Und das war nur der Gipfel eines ganzen Berges voller Demütigungen, unter dem seine Eltern und sein Bruder ihn in all den Jahren begraben hatten. „Dein Bruder konnte das schon in deinem Alter.“ Wie oft hatte er diesen Satz von seinem Vater oder dem Priester hören müssen, der ihm Schreiben und Lesen beibrachte?! Oder seine Mutter, die oft ihr Bedauern darüber äußerte, mit dem zweiten Sohn nicht so viel Glück gehabt zu haben wie mit dem ersten. Natürlich nur, wenn sie dachte, dass er es nicht mitbekäme.

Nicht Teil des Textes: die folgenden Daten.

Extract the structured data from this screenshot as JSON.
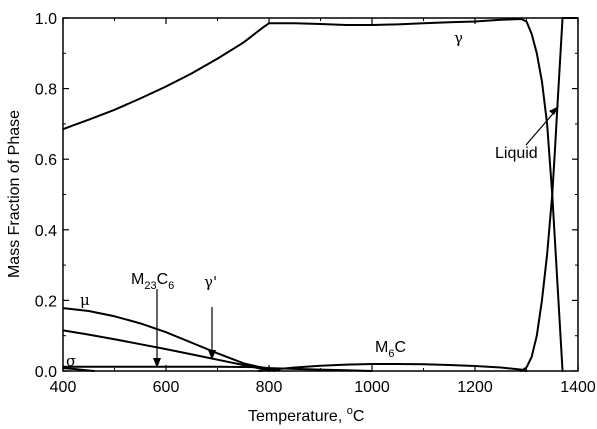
{
  "chart_data": {
    "type": "line",
    "xlabel": "Temperature, ",
    "xlabel_unit": "C",
    "xlabel_degree": "o",
    "ylabel": "Mass Fraction of Phase",
    "xlim": [
      400,
      1400
    ],
    "ylim": [
      0,
      1.0
    ],
    "x_ticks": [
      400,
      600,
      800,
      1000,
      1200,
      1400
    ],
    "y_ticks": [
      0.0,
      0.2,
      0.4,
      0.6,
      0.8,
      1.0
    ],
    "x_tick_labels": [
      "400",
      "600",
      "800",
      "1000",
      "1200",
      "1400"
    ],
    "y_tick_labels": [
      "0.0",
      "0.2",
      "0.4",
      "0.6",
      "0.8",
      "1.0"
    ],
    "grid": false,
    "color": "#000000",
    "series": [
      {
        "name": "γ",
        "x": [
          400,
          420,
          450,
          500,
          550,
          600,
          650,
          700,
          750,
          790,
          800,
          850,
          900,
          950,
          1000,
          1050,
          1100,
          1150,
          1200,
          1250,
          1290,
          1300,
          1310,
          1320,
          1330,
          1340,
          1350,
          1360,
          1370
        ],
        "y": [
          0.685,
          0.696,
          0.712,
          0.74,
          0.772,
          0.806,
          0.843,
          0.885,
          0.93,
          0.975,
          0.985,
          0.985,
          0.983,
          0.98,
          0.98,
          0.982,
          0.985,
          0.988,
          0.99,
          0.995,
          0.997,
          0.99,
          0.955,
          0.9,
          0.82,
          0.7,
          0.5,
          0.25,
          0.0
        ]
      },
      {
        "name": "Liquid",
        "x": [
          1290,
          1300,
          1310,
          1320,
          1330,
          1340,
          1350,
          1355,
          1360,
          1370,
          1380,
          1400
        ],
        "y": [
          0.0,
          0.01,
          0.04,
          0.1,
          0.2,
          0.33,
          0.5,
          0.62,
          0.75,
          1.0,
          1.0,
          1.0
        ]
      },
      {
        "name": "μ",
        "x": [
          400,
          450,
          500,
          550,
          600,
          650,
          700,
          750,
          800,
          810
        ],
        "y": [
          0.178,
          0.17,
          0.155,
          0.135,
          0.11,
          0.08,
          0.05,
          0.022,
          0.005,
          0.0
        ]
      },
      {
        "name": "M23C6",
        "x": [
          400,
          450,
          500,
          550,
          600,
          650,
          700,
          750,
          790,
          800
        ],
        "y": [
          0.115,
          0.103,
          0.09,
          0.076,
          0.062,
          0.047,
          0.032,
          0.017,
          0.005,
          0.0
        ]
      },
      {
        "name": "M6C",
        "x": [
          780,
          800,
          850,
          900,
          950,
          1000,
          1050,
          1100,
          1150,
          1200,
          1250,
          1290,
          1300
        ],
        "y": [
          0.0,
          0.003,
          0.01,
          0.015,
          0.018,
          0.02,
          0.02,
          0.019,
          0.017,
          0.014,
          0.01,
          0.004,
          0.0
        ]
      },
      {
        "name": "γ'",
        "x": [
          400,
          500,
          600,
          700,
          780,
          800,
          820
        ],
        "y": [
          0.012,
          0.012,
          0.012,
          0.012,
          0.011,
          0.008,
          0.003
        ]
      },
      {
        "name": "σ",
        "x": [
          400,
          420,
          440,
          460
        ],
        "y": [
          0.008,
          0.006,
          0.003,
          0.0
        ]
      },
      {
        "name": "",
        "x": [
          800,
          850,
          900,
          950,
          1000
        ],
        "y": [
          0.008,
          0.006,
          0.004,
          0.002,
          0.0
        ]
      }
    ],
    "annotations": [
      {
        "text": "γ",
        "kind": "greek"
      },
      {
        "text": "Liquid",
        "kind": "text"
      },
      {
        "text": "μ",
        "kind": "greek"
      },
      {
        "text": "σ",
        "kind": "greek"
      },
      {
        "text": "γ'",
        "kind": "greek"
      },
      {
        "text_main": "M",
        "text_sub1": "23",
        "text_mid": "C",
        "text_sub2": "6"
      },
      {
        "text_main": "M",
        "text_sub1": "6",
        "text_mid": "C"
      }
    ]
  }
}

So hatte es ihn nicht gewundert, dass Vater ihm im Testament nur die Bischofswürde zugesprochen hatte. Damit war Wulfhardt verdammt gewesen, eine kirchliche Laufbahn einzuschlagen und jeden Tag einen Mann aus einem unbedeutenden Stamm zu ehren, der in einem Stall geboren und wie ein Verräter ans Kreuz geschlagen worden war. Sein Bruder dagegen war zum Grafen ernannt worden. In seinem Letzten Willen hatte Vater ihm zu verstehen gegeben, dass er nur Messen lesen konnte, mehr nicht. Dennoch hatte es auch hier sein lieber Bruder verstanden, die Wunde noch tiefer zu reißen. Denn im Ton unendlicher Großherzigkeit hatte er vor dem versammelten Grafenhof verkündet, er werde den Letzten Willen des Vaters respektieren und seinen Bruder in das Bischofsamt einführen. Damit hatte er ihn zum Bischof von seinen Gnaden degradiert, trotzdem hatten die Menschen diesen Heuchler für seine Großzügigkeit gepriesen. Nur Mutter nicht. Sie hatte es für einen Fehler gehalten, Wulfhardt auch nur zum Bischof zu ernennen. Zum Glück war sie vor zwei Jahren gestorben. Natürlich hatte Wulfhardt sich seine Freude nicht anmerken lassen, sondern an ihrem Grab eine Lobrede auf sie gehalten, die einige der Frauen sogar zu Tränen gerührt hatte.